İlk derece mahkemesince, iddia, savunma,bilirkişi raporu ve dosya kapsamına göre; davacı ile dava dışı şirket arasında 14/09/2010, 17/06/2013, 16/05/2014 tarihli Genel Kredi Sözleşmeleri imzalandığı, davalı ...'ın bu sözleşmelerden 14/09/2010 tarihli sözleşmede kefil olduğu, diğer sözleşmelerde kefaletinin bulunmadığı, kefil olarak imzası bulunan sözleşmeden kaynaklı kullandırılan kredilerin ödenerek kapatıldığı, dava konusu kredilerin diğer sözleşmelerden ve bunların yapılandırılmasından kaynaklı krediler olduğu bu nedenle davalı ...'ın dava konusu takipteki bedelden herhangi bir sorumluluğunun bulunmadığı, bankanın kefil olan diğer davalıdan alacaklı olduğu miktarın ise bilirkişi raporu ile tespit edildiği gerekçesiyle davalı ... hakkında açılan davanın reddine, diğer davalı hakkında açılan davanın kabulüne, davalı ...'ın takibe yaptığı itirazın iptaline, takibin bu davalı yönünden devamına karar verilmiştir.
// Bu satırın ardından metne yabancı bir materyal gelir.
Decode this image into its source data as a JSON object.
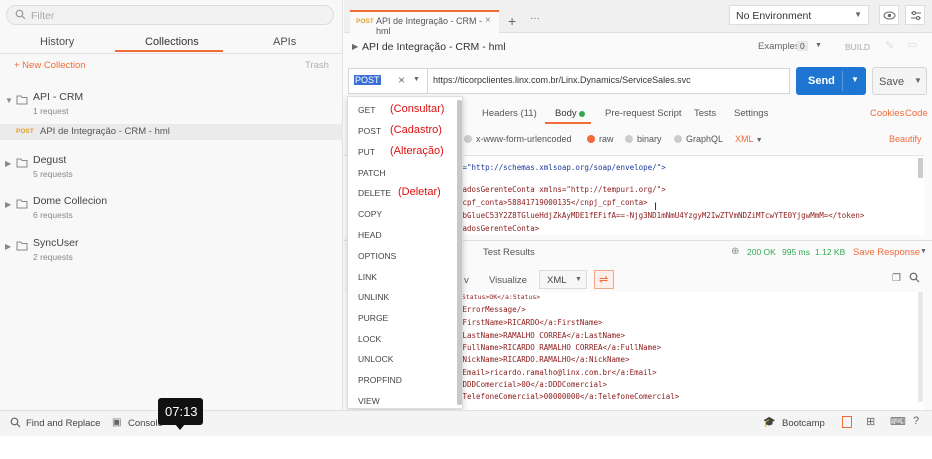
{
  "sidebar": {
    "search_placeholder": "Filter",
    "tabs": [
      "History",
      "Collections",
      "APIs"
    ],
    "new_collection": "+ New Collection",
    "trash": "Trash",
    "collections": [
      {
        "name": "API - CRM",
        "sub": "1 request"
      },
      {
        "name": "Degust",
        "sub": "5 requests"
      },
      {
        "name": "Dome Collecion",
        "sub": "6 requests"
      },
      {
        "name": "SyncUser",
        "sub": "2 requests"
      }
    ],
    "request_item": {
      "method": "POST",
      "name": "API de Integração - CRM - hml"
    }
  },
  "tabbar": {
    "tab": {
      "method": "POST",
      "name": "API de Integração - CRM - hml"
    },
    "environment": "No Environment"
  },
  "request": {
    "title": "API de Integração - CRM - hml",
    "examples_label": "Examples",
    "examples_count": "0",
    "build": "BUILD",
    "method": "POST",
    "url": "https://ticorpclientes.linx.com.br/Linx.Dynamics/ServiceSales.svc",
    "send": "Send",
    "save": "Save",
    "subtabs": [
      "Headers (11)",
      "Body",
      "Pre-request Script",
      "Tests",
      "Settings"
    ],
    "cookies": "Cookies",
    "code": "Code",
    "body_modes": [
      "x-www-form-urlencoded",
      "raw",
      "binary",
      "GraphQL"
    ],
    "format": "XML",
    "beautify": "Beautify"
  },
  "body_code": [
    "s=\"http://schemas.xmlsoap.org/soap/envelope/\">",
    "",
    "DadosGerenteConta xmlns=\"http://tempuri.org/\">",
    "_cpf_conta>58841719000135</cnpj_cpf_conta>",
    ">bGlueC53Y2Z8TGlueHdjZkAyMDE1fEFifA==-Njg3ND1mNmU4YzgyM2IwZTVmNDZiMTcwYTE0YjgwMmM=</token>",
    "DadosGerenteConta>"
  ],
  "response": {
    "tab": "Test Results",
    "status": "200 OK",
    "time": "995 ms",
    "size": "1.12 KB",
    "save_response": "Save Response",
    "view_visualize": "Visualize",
    "view_partial": "v",
    "format": "XML",
    "lines": [
      ":Status>OK</a:Status>",
      ":ErrorMessage/>",
      ":FirstName>RICARDO</a:FirstName>",
      ":LastName>RAMALHO CORREA</a:LastName>",
      ":FullName>RICARDO RAMALHO CORREA</a:FullName>",
      ":NickName>RICARDO.RAMALHO</a:NickName>",
      ":Email>ricardo.ramalho@linx.com.br</a:Email>",
      ":DDDComercial>00</a:DDDComercial>",
      ":TelefoneComercial>00000000</a:TelefoneComercial>"
    ]
  },
  "dropdown": {
    "items": [
      "GET",
      "POST",
      "PUT",
      "PATCH",
      "DELETE",
      "COPY",
      "HEAD",
      "OPTIONS",
      "LINK",
      "UNLINK",
      "PURGE",
      "LOCK",
      "UNLOCK",
      "PROPFIND",
      "VIEW"
    ],
    "notes": {
      "GET": "(Consultar)",
      "POST": "(Cadastro)",
      "PUT": "(Alteração)",
      "DELETE": "(Deletar)"
    }
  },
  "footer": {
    "find_replace": "Find and Replace",
    "console": "Console",
    "bootcamp": "Bootcamp"
  },
  "tooltip": "07:13",
  "colors": {
    "accent": "#f26b3a",
    "send": "#1f76d2",
    "annotation": "#dd1111"
  }
}
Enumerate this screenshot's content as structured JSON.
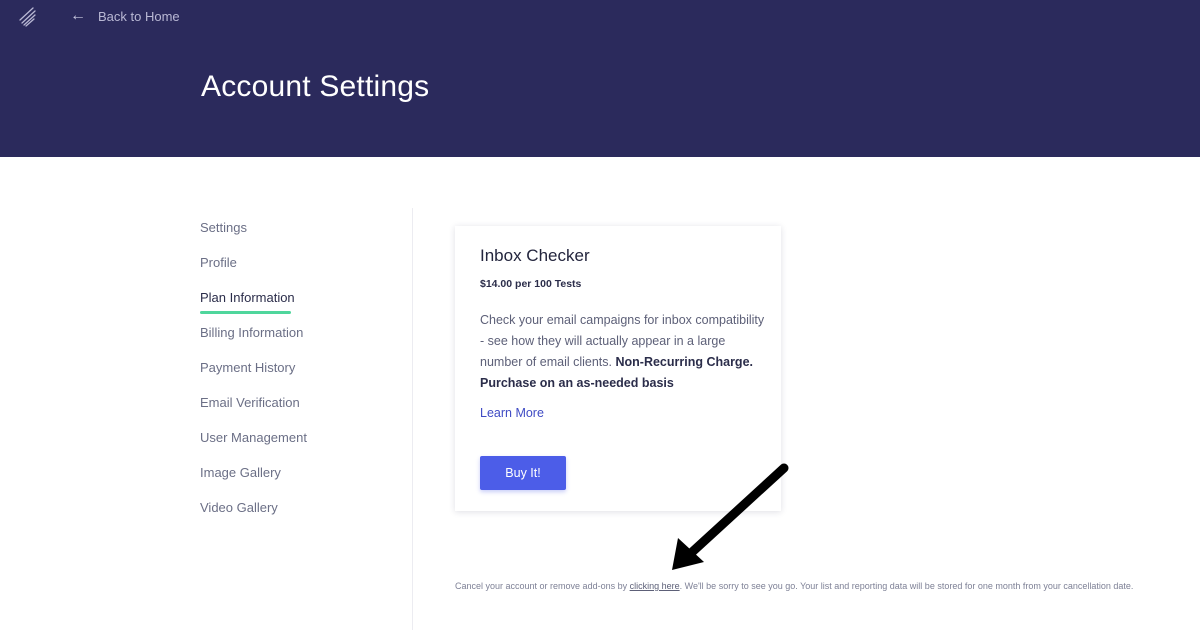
{
  "header": {
    "logo_icon": "stripes-logo-icon",
    "back_icon": "arrow-left-icon",
    "back_label": "Back to Home",
    "title": "Account Settings",
    "background_color": "#2b2a5c"
  },
  "sidebar": {
    "active_index": 2,
    "active_underline_color": "#4fd69c",
    "items": [
      {
        "label": "Settings"
      },
      {
        "label": "Profile"
      },
      {
        "label": "Plan Information"
      },
      {
        "label": "Billing Information"
      },
      {
        "label": "Payment History"
      },
      {
        "label": "Email Verification"
      },
      {
        "label": "User Management"
      },
      {
        "label": "Image Gallery"
      },
      {
        "label": "Video Gallery"
      }
    ]
  },
  "card": {
    "title": "Inbox Checker",
    "price": "$14.00 per 100 Tests",
    "description": "Check your email campaigns for inbox compatibility - see how they will actually appear in a large number of email clients.",
    "description_bold": "Non-Recurring Charge. Purchase on an as-needed basis",
    "learn_more": "Learn More",
    "buy_button": "Buy It!",
    "button_color": "#4c5de8"
  },
  "footer": {
    "text_before": "Cancel your account or remove add-ons by ",
    "link_text": "clicking here",
    "text_after": ". We'll be sorry to see you go. Your list and reporting data will be stored for one month from your cancellation date."
  },
  "annotation": {
    "icon": "arrow-pointer-annotation-icon",
    "points_to": "clicking here"
  }
}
Karara karşı davacı vekili tarafından istinaf kanun yoluna başvurulmuştur.
Bölge Adliye Mahkemesi'nce; ilk derece mahkeme kararında herhangi bir isabetsizlik bulunmadığı gerekçesiyle davacı vekilinin istinaf başvurusunun HMK'nın 353/(1)-b.1 maddesi gereğince esastan reddine karar verilmiştir.
Kararı, davacı vekili temyiz etmiştir.
Yapılan yargılama ve saptanan somut uyuşmazlık bakımından uygulanması gereken hukuk kuralları gözetildiğinde İlk Derece Mahkemesince verilen kararda bir isabetsizlik olmadığının anlaşılmasına göre yapılan istinaf başvurusunun HMK'nın 353/b-1 maddesi uyarınca Bölge Adliye Mahkemesince esastan reddine ilişkin kararın usul ve yasaya uygun olduğu kanısına varıldığından Bölge Adliye Mahkemesi kararının onanmasına karar vermek gerekmiştir.
SONUÇ: Yukarda açıklanan nedenlerle, davacı vekilinin temyiz isteminin reddi ile Bölge Adliye Mahkemesince verilen kararın HMK'nın 370/1. maddesi uyarınca ONANMASINA, HMK'nın 372. maddesi uyarınca işlem yapılmak üzere dava dosyasının İlk Derece Mahkemesine, kararın bir örneğinin Bölge Adliye Mahkemesine gönderilmesine, davacı banka harçtan muaf olduğundan ödediği temyiz ilam harcı ve temyiz başvuru harcının isteği halinde temyiz eden davacı bankaya iadesine, 16/03/2022 tarihinde kesin olarak oybirliğiyle karar verildi.